Tens of thousands of Britons opposed to government austerity cuts join the biggest rally in the capital since protests against war in Iraq in 2003.

LONDON, ENGLAND, UNITED KINGDOM (MARCH 26, 2011) REUTERS - Union leaders say more than 200,000 Britons angry at deep public spending cuts, rising unemployment, tax rises and pension reforms joined the demonstration in London on Saturday (March 26).

Police fear simmering resentment could lead to a repeat of violence seen last December when student protests against higher university tuition fees erupted into the capital's worst rioting in decades.

Some 4,500 police officers were on duty along with hundreds of union-trained stewards.

The Conservative-led coalition is pushing ahead with a tough debt reduction programme to virtually eliminate a budget deficit, currently running at about 10 percent of GDP, by 2015 to protect Britain's triple-A credit rating.

Unions and the opposition Labour Party say the measures go too far, too fast and are bringing misery to millions of Britons with unemployment at its highest level since 1994.

Brendan Barber, general secretary of the umbrella labour organisation, the Trades Union Congress (TUC), said the march aimed to send a "loud and clear" message that there really is an alternative to cuts.
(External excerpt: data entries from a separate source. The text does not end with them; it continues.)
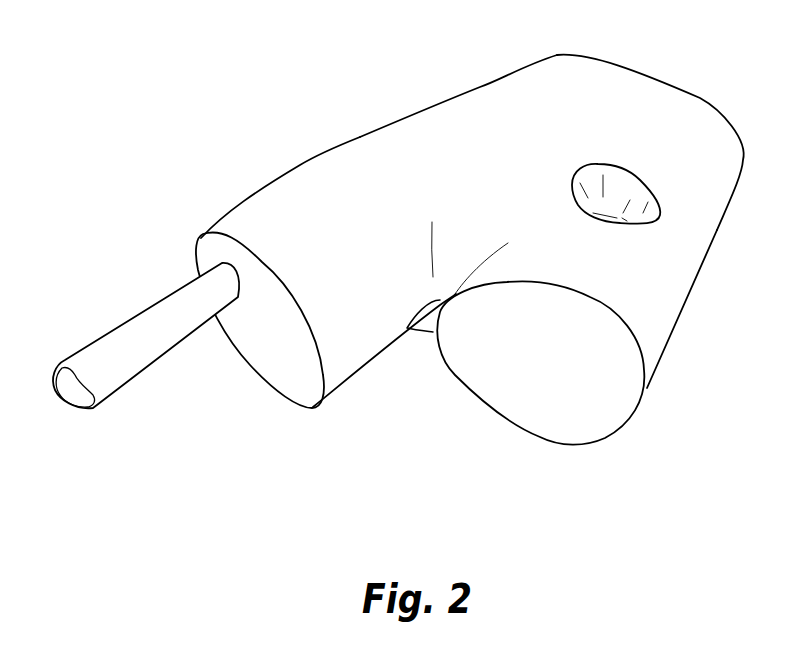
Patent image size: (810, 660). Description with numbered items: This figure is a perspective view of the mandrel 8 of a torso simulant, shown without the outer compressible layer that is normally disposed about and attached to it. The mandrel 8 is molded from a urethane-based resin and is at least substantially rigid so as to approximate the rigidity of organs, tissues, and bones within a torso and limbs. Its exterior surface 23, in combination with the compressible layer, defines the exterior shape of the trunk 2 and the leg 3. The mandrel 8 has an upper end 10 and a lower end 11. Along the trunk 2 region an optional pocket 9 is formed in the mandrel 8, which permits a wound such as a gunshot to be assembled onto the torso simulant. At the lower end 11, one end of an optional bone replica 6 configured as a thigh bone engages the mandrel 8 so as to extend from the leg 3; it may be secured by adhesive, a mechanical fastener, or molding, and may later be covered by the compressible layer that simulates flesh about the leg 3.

The trunk 2 is at (688, 218).
The leg 3 is at (285, 220).
The bone replica 6 is at (140, 335).
The mandrel 8 is at (430, 138).
The pocket 9 is at (623, 188).
The upper end 10 is at (660, 79).
The lower end 11 is at (457, 360).
The exterior surface 23 is at (652, 295).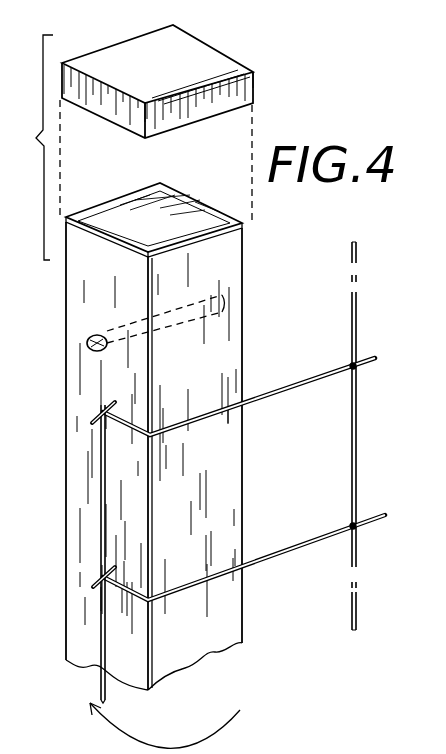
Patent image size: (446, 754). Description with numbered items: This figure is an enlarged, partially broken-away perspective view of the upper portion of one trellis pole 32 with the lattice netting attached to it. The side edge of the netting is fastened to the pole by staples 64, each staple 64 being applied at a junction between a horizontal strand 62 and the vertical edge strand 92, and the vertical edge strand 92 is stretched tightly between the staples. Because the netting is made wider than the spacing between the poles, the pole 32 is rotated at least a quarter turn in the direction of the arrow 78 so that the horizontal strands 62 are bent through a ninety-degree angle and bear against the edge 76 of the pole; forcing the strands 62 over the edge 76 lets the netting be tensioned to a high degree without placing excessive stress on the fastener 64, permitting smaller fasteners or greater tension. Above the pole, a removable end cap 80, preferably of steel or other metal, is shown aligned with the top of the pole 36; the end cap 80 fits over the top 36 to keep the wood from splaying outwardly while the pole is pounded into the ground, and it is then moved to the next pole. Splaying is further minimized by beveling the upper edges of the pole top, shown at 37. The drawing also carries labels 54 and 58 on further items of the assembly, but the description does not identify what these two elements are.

The pole 32 is at (82, 302).
The top of the pole 36 is at (203, 203).
The beveled upper edges 37 is at (222, 235).
The bolt 54 is at (87, 348).
The adjacent post 58 is at (358, 315).
The horizontal strands 62 is at (298, 390).
The staple 64 is at (93, 420).
The edge of the pole 76 is at (152, 505).
The arrow 78 is at (240, 717).
The removable end cap 80 is at (218, 57).
The vertical edge strand 92 is at (100, 505).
"Today's about getting across the case loud and clear that there really is an alternative to the policies of austerity that the government are forcing on the country and these savage cuts that the government are forcing on the country," Labour shadow chancellor Ed Balls told media at the scene.

Demonstrators echoed those sentiments, saying the measures went too far, too fast.
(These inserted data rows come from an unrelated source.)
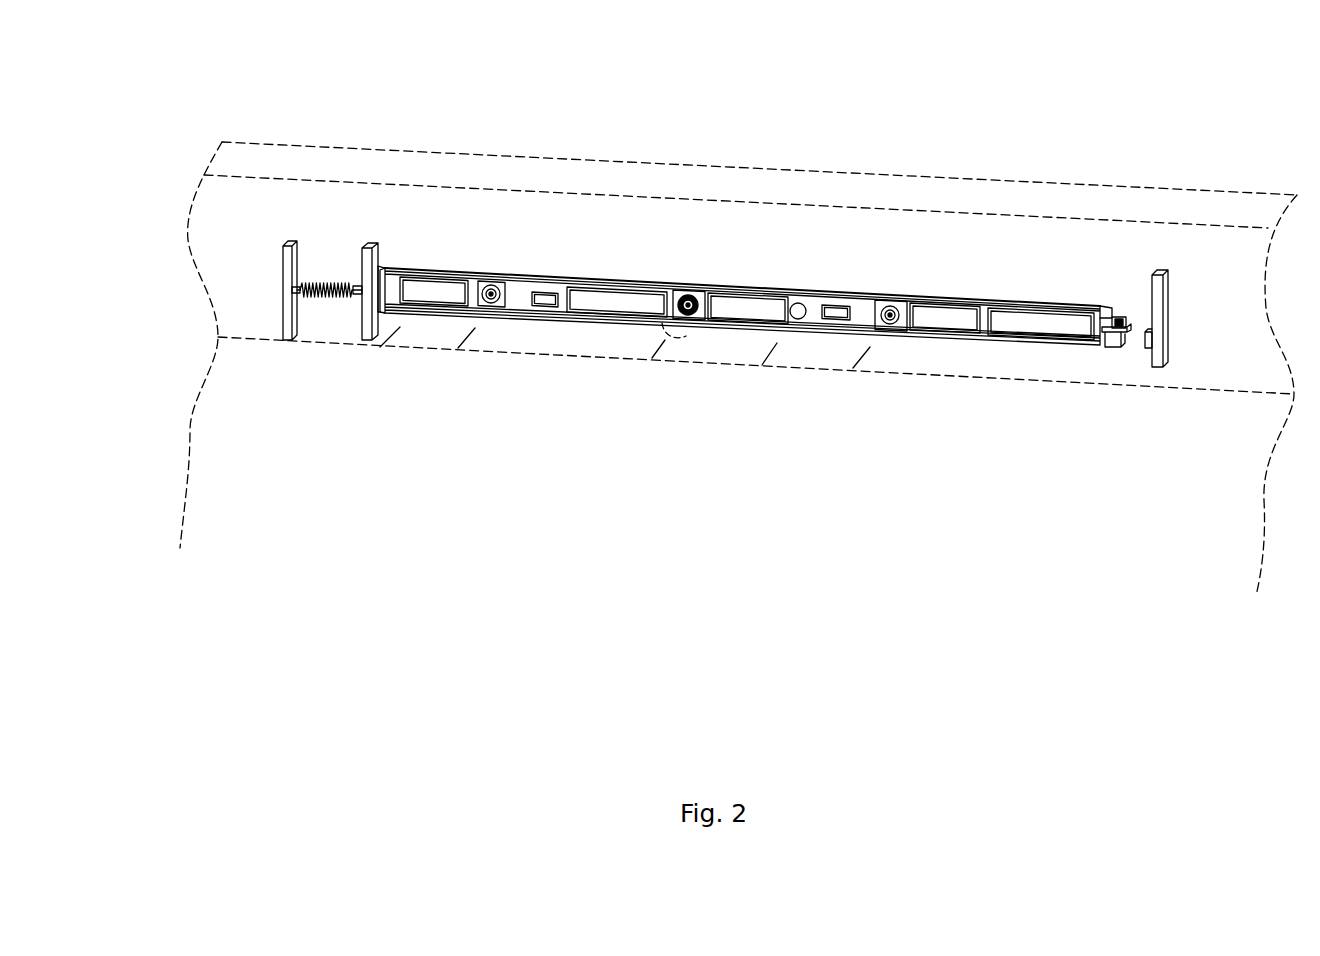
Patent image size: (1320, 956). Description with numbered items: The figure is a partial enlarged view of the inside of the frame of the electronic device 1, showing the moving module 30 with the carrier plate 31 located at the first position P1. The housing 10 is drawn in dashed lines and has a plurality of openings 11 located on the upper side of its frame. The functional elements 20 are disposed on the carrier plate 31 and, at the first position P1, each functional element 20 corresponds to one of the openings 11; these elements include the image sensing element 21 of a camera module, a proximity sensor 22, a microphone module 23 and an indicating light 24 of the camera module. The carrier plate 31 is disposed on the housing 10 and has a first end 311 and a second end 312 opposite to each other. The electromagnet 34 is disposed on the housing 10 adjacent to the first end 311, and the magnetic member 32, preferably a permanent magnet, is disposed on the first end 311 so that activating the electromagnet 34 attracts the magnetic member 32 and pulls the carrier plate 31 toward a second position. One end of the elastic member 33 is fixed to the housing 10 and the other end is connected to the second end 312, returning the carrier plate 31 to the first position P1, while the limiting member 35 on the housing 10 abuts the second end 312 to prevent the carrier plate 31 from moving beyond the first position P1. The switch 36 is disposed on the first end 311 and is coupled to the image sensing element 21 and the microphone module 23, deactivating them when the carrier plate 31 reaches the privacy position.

The electronic device 1 is at (180, 102).
The housing 10 is at (222, 160).
The openings 11 is at (472, 320).
The functional elements 20 is at (942, 139).
The image sensing element 21 is at (687, 290).
The proximity sensor 22 is at (433, 285).
The microphone module 23 is at (492, 283).
The indicating light 24 is at (798, 300).
The moving module 30 is at (313, 230).
The carrier plate 31 is at (1033, 303).
The first end 311 is at (1112, 318).
The second end 312 is at (380, 270).
The magnetic member 32 is at (1114, 347).
The elastic member 33 is at (326, 297).
The electromagnet 34 is at (1149, 348).
The limiting member 35 is at (367, 318).
The switch 36 is at (1127, 327).
The first position P1 is at (1070, 155).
"They're too quick, too fast. All of these people here are local government workers and any one of these could be out of a job next week," said one protester.

"They're cutting everything way too fast and way too deeply and it's affecting everybody in the country," added another.

Many European countries have seen mass protests in recent months as governments slash public spending to try to help their economies to recover from the global financial crisis.

The government says it is cleaning up a mess left by the previous Labour government and that failure to act would leave Britain exposed to market turmoil. The Labour Party says it would reduce the deficit at a slower pace, aiming to halve it by the time of the next election in 2015.